Monocyte alterations, during for example, can decrease phagocytosis, inflammatory cytokine expression, and antigen presentation because of the loss of mHLA-DR expression. Lymphocyte anergy and apoptosis can ensue [3,37-39]. These changes together may increase susceptibility to infection, which in turn could provoke multiple organ failure and death.Diminished mHLA-DR expression has been proposed as a reliable biomarker of immunosuppression in ICU patients. Today, it is the most reliable marker and is used in most of the studies about ICU-acquired immunosuppression. More specifically, it has been shown to be a predictor of septic complications in several conditions, including surgical interventions, sepsis, burns, stroke, and pancreatitis [11,40-48]. Immunosuppression has long been postulated as a concomitant of trauma [37,49,50].

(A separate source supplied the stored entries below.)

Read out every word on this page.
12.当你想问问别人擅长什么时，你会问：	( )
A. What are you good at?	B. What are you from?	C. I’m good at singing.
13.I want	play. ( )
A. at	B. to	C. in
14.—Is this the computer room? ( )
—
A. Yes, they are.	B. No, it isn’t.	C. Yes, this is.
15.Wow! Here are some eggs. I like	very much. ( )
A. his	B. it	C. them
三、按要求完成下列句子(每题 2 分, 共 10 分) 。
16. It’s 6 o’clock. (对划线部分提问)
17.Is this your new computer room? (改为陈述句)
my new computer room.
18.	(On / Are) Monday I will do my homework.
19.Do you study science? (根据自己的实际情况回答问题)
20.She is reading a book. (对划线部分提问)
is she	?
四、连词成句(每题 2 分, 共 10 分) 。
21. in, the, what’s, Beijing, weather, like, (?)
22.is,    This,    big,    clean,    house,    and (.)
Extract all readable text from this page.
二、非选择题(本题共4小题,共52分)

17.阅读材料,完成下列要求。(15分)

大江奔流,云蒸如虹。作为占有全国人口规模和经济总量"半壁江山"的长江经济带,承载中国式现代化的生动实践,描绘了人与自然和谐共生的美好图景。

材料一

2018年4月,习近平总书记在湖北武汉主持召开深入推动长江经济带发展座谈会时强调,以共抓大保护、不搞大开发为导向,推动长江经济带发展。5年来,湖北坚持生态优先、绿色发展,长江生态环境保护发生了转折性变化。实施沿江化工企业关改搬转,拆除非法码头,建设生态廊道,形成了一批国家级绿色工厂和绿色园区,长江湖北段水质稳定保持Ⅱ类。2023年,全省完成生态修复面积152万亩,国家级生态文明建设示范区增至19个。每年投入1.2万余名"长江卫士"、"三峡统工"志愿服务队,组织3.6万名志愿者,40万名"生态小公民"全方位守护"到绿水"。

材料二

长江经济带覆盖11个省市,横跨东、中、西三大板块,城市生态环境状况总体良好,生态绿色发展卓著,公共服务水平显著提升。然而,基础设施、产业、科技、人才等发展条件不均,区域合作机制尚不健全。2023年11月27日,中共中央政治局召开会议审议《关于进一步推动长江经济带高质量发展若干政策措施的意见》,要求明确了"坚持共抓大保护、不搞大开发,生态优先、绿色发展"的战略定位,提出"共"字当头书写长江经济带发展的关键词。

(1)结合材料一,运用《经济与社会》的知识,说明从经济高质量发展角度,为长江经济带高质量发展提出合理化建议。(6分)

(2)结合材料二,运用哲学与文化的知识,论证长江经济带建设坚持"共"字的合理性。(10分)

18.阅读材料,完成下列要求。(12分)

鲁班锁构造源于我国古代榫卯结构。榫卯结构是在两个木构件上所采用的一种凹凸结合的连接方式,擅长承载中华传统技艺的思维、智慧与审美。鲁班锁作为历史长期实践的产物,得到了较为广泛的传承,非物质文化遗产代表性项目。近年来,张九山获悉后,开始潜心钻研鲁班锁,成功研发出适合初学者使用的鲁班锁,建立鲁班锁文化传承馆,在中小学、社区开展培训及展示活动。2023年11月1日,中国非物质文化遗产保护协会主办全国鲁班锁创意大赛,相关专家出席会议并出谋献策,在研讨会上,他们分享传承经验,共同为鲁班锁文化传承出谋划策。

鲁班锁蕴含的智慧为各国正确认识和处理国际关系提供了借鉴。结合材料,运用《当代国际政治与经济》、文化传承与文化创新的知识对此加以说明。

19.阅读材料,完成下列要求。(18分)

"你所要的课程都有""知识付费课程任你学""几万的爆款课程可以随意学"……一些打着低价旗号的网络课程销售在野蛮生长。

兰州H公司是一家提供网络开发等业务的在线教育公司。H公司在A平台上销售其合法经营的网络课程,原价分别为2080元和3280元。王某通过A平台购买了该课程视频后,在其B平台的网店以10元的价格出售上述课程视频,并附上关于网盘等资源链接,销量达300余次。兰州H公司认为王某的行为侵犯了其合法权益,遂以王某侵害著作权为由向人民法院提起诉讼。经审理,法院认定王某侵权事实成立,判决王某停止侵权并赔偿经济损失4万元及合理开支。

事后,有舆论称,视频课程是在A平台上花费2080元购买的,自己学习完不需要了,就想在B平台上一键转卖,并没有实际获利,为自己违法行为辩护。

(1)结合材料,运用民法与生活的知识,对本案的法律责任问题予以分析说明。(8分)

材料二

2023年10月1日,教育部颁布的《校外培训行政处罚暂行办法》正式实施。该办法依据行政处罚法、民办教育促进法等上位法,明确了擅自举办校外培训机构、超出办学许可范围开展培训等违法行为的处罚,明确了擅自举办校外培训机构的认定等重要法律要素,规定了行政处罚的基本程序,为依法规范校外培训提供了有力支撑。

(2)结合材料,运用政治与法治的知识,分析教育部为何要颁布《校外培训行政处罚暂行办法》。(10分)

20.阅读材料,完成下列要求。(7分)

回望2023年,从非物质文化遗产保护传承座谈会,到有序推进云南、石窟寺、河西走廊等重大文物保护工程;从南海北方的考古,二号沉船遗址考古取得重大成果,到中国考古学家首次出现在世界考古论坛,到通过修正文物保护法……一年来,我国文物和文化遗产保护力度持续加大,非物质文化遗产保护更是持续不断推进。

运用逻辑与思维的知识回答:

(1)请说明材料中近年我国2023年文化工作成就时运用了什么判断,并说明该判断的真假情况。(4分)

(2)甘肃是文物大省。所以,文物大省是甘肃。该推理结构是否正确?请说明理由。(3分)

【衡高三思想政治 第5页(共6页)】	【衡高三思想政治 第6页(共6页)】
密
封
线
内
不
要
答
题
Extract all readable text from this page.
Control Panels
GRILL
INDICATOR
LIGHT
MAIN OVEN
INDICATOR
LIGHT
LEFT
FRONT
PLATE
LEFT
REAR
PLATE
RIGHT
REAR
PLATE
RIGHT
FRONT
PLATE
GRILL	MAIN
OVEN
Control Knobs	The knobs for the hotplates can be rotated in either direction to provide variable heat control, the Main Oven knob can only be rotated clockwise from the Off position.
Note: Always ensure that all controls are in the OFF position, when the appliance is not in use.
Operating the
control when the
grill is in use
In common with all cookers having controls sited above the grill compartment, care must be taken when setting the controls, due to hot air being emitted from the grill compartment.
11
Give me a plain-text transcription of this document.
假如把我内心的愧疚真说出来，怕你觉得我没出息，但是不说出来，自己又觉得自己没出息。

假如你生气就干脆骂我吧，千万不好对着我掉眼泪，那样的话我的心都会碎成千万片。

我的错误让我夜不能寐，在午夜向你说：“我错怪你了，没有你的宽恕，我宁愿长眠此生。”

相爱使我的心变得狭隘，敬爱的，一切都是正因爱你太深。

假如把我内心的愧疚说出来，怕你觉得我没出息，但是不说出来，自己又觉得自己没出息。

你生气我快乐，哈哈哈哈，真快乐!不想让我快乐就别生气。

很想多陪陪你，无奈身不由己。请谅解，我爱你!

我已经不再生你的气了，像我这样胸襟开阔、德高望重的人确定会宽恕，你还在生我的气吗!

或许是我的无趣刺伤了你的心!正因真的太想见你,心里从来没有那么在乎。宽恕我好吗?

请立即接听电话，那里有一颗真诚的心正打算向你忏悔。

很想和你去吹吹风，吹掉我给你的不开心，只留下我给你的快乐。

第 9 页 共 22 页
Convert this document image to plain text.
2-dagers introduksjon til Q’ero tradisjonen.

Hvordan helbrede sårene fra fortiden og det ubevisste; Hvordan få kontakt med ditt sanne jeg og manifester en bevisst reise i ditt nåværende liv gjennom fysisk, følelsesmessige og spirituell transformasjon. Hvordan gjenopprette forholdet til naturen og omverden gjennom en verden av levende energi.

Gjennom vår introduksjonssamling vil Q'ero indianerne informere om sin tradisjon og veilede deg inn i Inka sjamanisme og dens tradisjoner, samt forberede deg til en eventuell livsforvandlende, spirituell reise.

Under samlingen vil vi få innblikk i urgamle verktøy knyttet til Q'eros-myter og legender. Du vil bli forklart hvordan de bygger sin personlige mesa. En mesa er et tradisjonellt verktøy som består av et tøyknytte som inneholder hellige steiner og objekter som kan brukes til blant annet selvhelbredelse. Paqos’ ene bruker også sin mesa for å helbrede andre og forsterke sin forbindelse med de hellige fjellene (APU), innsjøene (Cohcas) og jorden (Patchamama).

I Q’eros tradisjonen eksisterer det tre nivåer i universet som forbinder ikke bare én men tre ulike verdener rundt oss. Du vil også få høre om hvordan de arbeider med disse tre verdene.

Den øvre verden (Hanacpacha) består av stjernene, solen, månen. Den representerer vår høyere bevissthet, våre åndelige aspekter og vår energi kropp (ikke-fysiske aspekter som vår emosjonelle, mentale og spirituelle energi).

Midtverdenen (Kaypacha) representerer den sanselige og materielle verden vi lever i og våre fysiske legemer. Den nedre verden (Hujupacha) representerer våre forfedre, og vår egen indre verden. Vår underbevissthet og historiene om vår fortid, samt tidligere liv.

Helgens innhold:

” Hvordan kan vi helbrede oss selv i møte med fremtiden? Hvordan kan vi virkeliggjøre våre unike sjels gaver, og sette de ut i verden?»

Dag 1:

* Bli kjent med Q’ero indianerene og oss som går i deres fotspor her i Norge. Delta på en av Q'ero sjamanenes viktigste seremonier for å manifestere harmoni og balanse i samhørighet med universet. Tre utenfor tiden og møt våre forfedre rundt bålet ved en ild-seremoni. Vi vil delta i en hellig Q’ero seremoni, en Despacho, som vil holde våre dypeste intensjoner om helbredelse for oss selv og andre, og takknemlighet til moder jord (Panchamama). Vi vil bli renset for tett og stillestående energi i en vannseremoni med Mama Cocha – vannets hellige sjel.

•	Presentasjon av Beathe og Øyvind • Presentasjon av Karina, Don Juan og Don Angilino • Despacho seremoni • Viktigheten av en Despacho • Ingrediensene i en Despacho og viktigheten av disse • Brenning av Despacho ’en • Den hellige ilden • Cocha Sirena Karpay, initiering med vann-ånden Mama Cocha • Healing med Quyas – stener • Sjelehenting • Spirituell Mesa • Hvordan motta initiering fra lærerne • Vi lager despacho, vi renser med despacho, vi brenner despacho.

In regard to mHLA-DR, the pioneering work of Polk and colleagues [50] reported in 1986 revealed an association between the development of sepsis and low mHLA-DR expression. Subsequently, mHLA-DR expression was assessed as a predictor of sepsis in several series of severely injured patients [15,17,18,20,39,51-53]. A major limitation of these studies is that they were conducted over a 20-year period, during which time case management and methodologies for measurement of mHLA-DR expression have evolved, thereby complicating interpretation and comparison of the findings of these studies.In the present cohort, incidence of sepsis was 35% and the mortality rate for the entire study was 6%.

Though apparently high, these values are in concordance with those of a previous epidemiologic study by Osborn and colleagues [2], in which incidence rates of sepsis were 42% for moderate injury (defined as an ISS of between 15 and 29) and 39% for severe injury (ISS of up to 30). Another epidemiologic study in trauma patients reported a low sepsis incidence, but most of the patients presented with mild injury (ISS of less than 15: 67.7%) and no brain injury [54], the latter of which is known to be a risk factor for developing pneumonia [55-58]. In our cohort, septic patients presented more trauma brain injury than the non-septic patients did, and this is in concordance with the literature.The present study showed an overall reduction in mHLA-DR expression in trauma patients. Most importantly, in injured patients with an uneventful outcome, mHLA-DR expression returned to normal within a week.

In contrast, in patients who developed infection, mHLA-DR levels remained low or fell even lower.It would appear that the steepness of the slope of mHLA-DR recovery AV-951 is a more significant indicator than the levels attained at a given point in time. Indeed, the incidence of sepsis was significantly greater in the group with a slope of less than 1.2 (days 3 and 4/days 1 and 2).